I stare at him, mildly shock. Was that a rebuff? I was simply trying to be friendly. Or just being bored. Either way meant the same thing.

“You see, the information’s highly confidential. It’s so secret I haven’t found the key to unlocking it’s proposal yet. It’s been stuck at the back of my mind and no amount traveling around Asia has helped any-what, (and even the stresses of the most inefficient lavatory systems have proved to be useless.)

But if you have any suggestions whatsoever…”

I look about for some escape and see a bunch of the horrible trash that’s of late been touted as raw, real, social scrutiny under the best-seller’s shelf.

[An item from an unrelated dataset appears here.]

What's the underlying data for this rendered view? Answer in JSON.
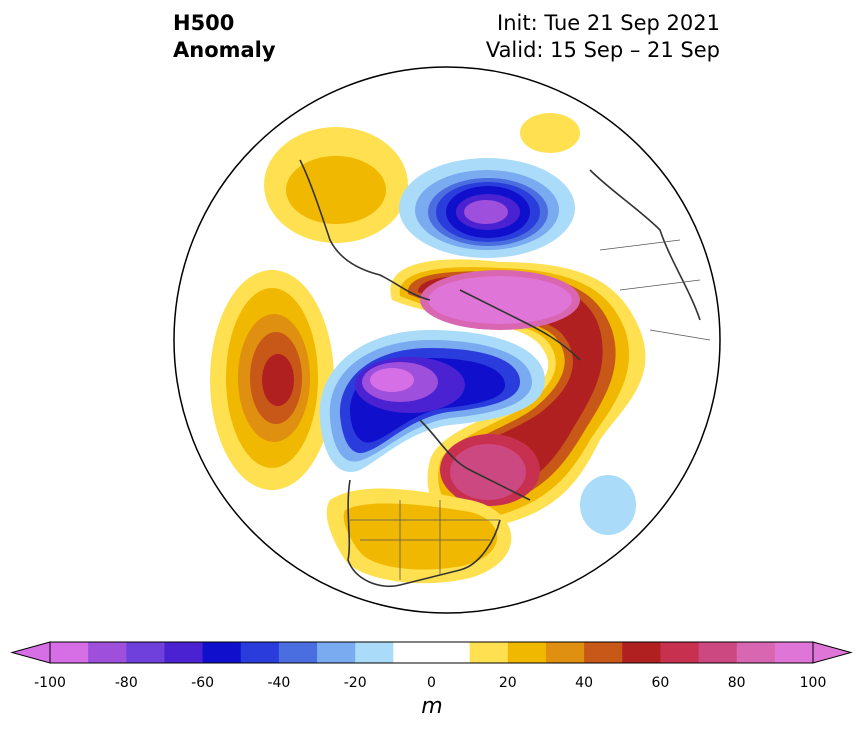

“Oh gosh. I’m absolutely vacuous when it comes to rubbish like that. Not at all the entrepreneur, but I do think the Invisible Trade is rather lucrative at the moment. Well, I do hope to see you on Fortune 100 in a few months," (or at least among the ranks of Heidi Fleiss).

***

By the way, I do not really think the book is intensely repugnant. It's just mildly so, I wouldn't want to give it That much credit. It’s god-awfully boring, and there’s nothing that’s being said that hasn’t been said before. If you really want to know what the Invisible trade is, the G-Spot suggests that you talk to the prostitutes at Orchard Towers. I have no intention of doing so consciously anytime soon out of my own initiative (but if Mr. B comes back and still wants that threesome, to which I might or might not comply because I’m really rather tired of threesomes, whatever they may say about three being company and two being none non-withstanding).

I am sure Gerrie Lim did really talk to those girls, but how interesting can their views be when reiterated by someone else other then themselves? The problem with the book’s that it’s terribly void of feeling. Put shortly, it’s nothing more then a tease, an attempt to shock and to roll in the cash. It tells a lot about the girls, yet nothing about them.

I avidly wait Belle Du Jour’s novel. But of course, in the meanwhile, the one by Tracy Quan will prove an excellent lunchtime read too.